Spoiler alert: I definitely don’t know the second verse of the national anthem. I know the first line (beneath the radiant southern cross), which already puts me in the upper echelon of patriotic Australians even though I look like a waiter at a Chinese restaurant.
I was born in Australia and have lived in Sydney for the past twenty-three years. I’ve travelled interstate numerous times and I think every state has something unique to offer. I’ve garnered some first hand knowledge of the country and feel that it is within my power to write this post.
It is also within your power to send me angry tweets and call me a certain word starting with C that all Australians use liberally.
Australian Cuisine is a made up term
Think outside of the box (the box being Australia in this case) for a minute. How many people do you think travel to Australia to sample our cuisine? The best example of this is the plethora of YouTube videos of international guests trying Vegemite and recoiling in horror.
‘Modern’ Australian is a term a lot of high end restaurants are implementing these days but its mostly chefs using foreign techniques with Australian produce. That would be like me making a Chicken Schnitzel sandwich and calling it an AFC Saga.
Sydney is the Capital of Australia
Sorry, not sorry, Canberra.
I visited New York earlier in the year and spoke to a handful of locals. Every time I remarked that I was from Sydney they exclaimed that they had always wanted to go.
Not one person said that they were saving up to go to Questacon.
We’re its most famous city and Canberra just has to deal with it.
In saying all of that…
The Gold Coast is the ultimate holiday destination.
Yes, Sydney should be the capital but don’t sleep on all the shenanigans one can get up to in Brisvegas. First of all, every other state in the nation is severely lacking in the theme park sphere and the Gold Coast is single handedly keeping us afloat with Warner Bros Movie World and Dreamworld.

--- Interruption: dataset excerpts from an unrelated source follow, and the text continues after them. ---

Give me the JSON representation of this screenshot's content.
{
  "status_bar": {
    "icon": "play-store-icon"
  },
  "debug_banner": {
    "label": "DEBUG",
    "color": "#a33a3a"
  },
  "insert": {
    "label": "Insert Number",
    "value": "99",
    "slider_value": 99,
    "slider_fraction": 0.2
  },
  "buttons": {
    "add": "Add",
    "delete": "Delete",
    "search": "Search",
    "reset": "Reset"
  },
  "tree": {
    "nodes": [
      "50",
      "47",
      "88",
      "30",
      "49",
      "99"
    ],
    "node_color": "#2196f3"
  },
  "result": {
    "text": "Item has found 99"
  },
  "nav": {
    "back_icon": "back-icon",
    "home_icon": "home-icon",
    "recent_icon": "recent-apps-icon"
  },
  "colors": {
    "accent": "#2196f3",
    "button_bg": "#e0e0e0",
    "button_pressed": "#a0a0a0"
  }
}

You can’t go to the Gold Coast without visiting Surfer’s Paradise. Even if you’re like me and not a fan of the beach; you can still head on over and take a mental image on one of the most picturesque beaches in the world.
I think Tasmanians hate the Mainland
This is a huge guess and I hope I don’t incite an interstate war because I imagine that all Tasmanians are like Ricky Ponting and capable of beheading me with a cricket bat.
Officially, I know one guy that hails from the emerald state but I’m convinced some of my friends are secretly undercover agents who are here to take over the East coast. This is because they are literally the butt of the country and the butt of a tonne of jokes.
Honestly though, I’ve always wanted to visit Tasmania and see what its like. It’s only two hours fly from Sydney to Hobart and I’ve been wanting to trade Shane Watson back to them but that’s for my upcoming cricket blog that only my mother and maybe my youngest cousin will read.
We are the world’s elite multicultural state
Go have a look at the official Sydney website and what it lists under its destinations. A quick skim through it and nothing might pop out. However, a more thorough read might have you scratching your head a bit if you’re unfamiliar with the diversity in Australia: Chinese Garden of Friendship
I’m going to go out on a limb and say that China doesn’t have an Australian garden of friendship. The garden is only a ten minute walk from Chinatown which does a really good job of mimicking the hustle and bustle you’ll encounter in the marketplace of China. Another ten minutes away is Thai Town where you’ll find all the ingredients necessary to make incredibly tasty Thai boba milk tea and get some duck pad see ew to go.
The reason that Australia doesn’t really have a cuisine is because we’ve embraced everyone else’s. Tetsuya’s is one of the best Japanese restaurants in the world, describing Fratelli Fresh’s Italian food as merely ‘fresh’ is a colossal understatement and can we please stop being known as the Vegemite state?
If this is somehow convinced you to visit the land of drop bears and Hugh Jackman, there are a tonne of cheap flight deals to Australia.
See you soon.
Unless you’re going to Tasmania, then I’ll probably see you never.